« Donner envie de payer » : une autre approche de la relance client

« Donner envie de payer » signifie remplacer la posture de contrainte habituelle du recouvrement — mise en demeure, ton comminatoire, menace de contentieux — par une relation de confiance avec le débiteur, construite dès l'émission de la facture. L'objectif : que le client paie parce qu'il le veut, pas seulement parce qu'il y est obligé.

Une approche différente de la relance classique

La relance de facture est traditionnellement pensée comme une escalade : un rappel poli, puis une relance plus ferme, puis une mise en demeure, puis éventuellement une procédure contentieuse. Cette logique porte en elle une hypothèse implicite : le débiteur est un mauvais payeur qu'il faut contraindre.

Dans la réalité, la majorité des retards de paiement n'ont rien à voir avec une mauvaise volonté : facture égarée, litige mineur non signalé, tension de trésorerie passagère, simple oubli administratif. Traiter chaque facture en retard comme un contentieux en devenir dégrade inutilement une relation commerciale qui, la plupart du temps, n'a rien de conflictuel.

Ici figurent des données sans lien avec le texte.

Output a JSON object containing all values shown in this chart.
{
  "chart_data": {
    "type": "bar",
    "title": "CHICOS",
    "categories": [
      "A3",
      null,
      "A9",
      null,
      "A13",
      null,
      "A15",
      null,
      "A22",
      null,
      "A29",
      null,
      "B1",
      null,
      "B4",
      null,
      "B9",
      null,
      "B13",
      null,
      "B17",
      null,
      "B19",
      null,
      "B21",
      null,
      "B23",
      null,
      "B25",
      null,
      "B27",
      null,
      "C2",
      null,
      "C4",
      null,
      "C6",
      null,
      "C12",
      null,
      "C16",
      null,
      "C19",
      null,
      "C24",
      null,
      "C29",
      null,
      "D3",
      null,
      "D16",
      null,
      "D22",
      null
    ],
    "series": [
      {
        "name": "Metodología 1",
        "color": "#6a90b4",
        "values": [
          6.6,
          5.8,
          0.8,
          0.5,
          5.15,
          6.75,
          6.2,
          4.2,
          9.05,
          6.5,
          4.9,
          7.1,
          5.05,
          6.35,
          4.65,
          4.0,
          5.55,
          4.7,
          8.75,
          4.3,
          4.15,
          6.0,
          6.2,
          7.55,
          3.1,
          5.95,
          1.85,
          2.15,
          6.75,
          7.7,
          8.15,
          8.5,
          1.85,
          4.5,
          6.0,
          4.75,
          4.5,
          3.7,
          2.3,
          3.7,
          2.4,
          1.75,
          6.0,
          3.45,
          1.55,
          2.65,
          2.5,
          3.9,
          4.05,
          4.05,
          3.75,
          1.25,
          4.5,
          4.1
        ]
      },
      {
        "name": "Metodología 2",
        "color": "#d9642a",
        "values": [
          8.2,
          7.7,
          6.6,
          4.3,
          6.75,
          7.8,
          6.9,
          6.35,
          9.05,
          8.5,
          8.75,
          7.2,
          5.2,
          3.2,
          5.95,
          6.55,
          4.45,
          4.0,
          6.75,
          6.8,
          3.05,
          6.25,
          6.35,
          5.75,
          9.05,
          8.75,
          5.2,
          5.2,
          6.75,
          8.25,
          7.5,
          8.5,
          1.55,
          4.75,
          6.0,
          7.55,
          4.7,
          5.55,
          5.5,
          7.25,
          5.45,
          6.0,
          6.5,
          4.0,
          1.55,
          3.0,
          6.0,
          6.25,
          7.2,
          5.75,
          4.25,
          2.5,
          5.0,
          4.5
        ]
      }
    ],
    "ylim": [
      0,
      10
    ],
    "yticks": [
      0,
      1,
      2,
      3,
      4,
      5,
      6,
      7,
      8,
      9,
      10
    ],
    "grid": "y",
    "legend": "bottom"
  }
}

« Donner envie de payer » : ce que ça change concrètement

C'est la méthode développée par CFC Solutions à travers les Échéanceurs® : plutôt que d'attendre le retard pour agir, ils interviennent dès l'émission de la facture, durant toute la période qui la sépare de son échéance, pour s'assurer qu'elle a bien été reçue, qu'elle ne pose pas de difficulté, et qu'elle sera payée à temps.

Cette présence en amont change la nature de l'échange : il ne s'agit plus de réclamer un dû en retard, mais d'accompagner le client jusqu'au paiement, en identifiant et en résolvant les blocages avant qu'ils ne deviennent des retards. Le contact est perçu comme un service rendu — « votre facture est bien arrivée, tout est en ordre ? » — plutôt que comme une pression.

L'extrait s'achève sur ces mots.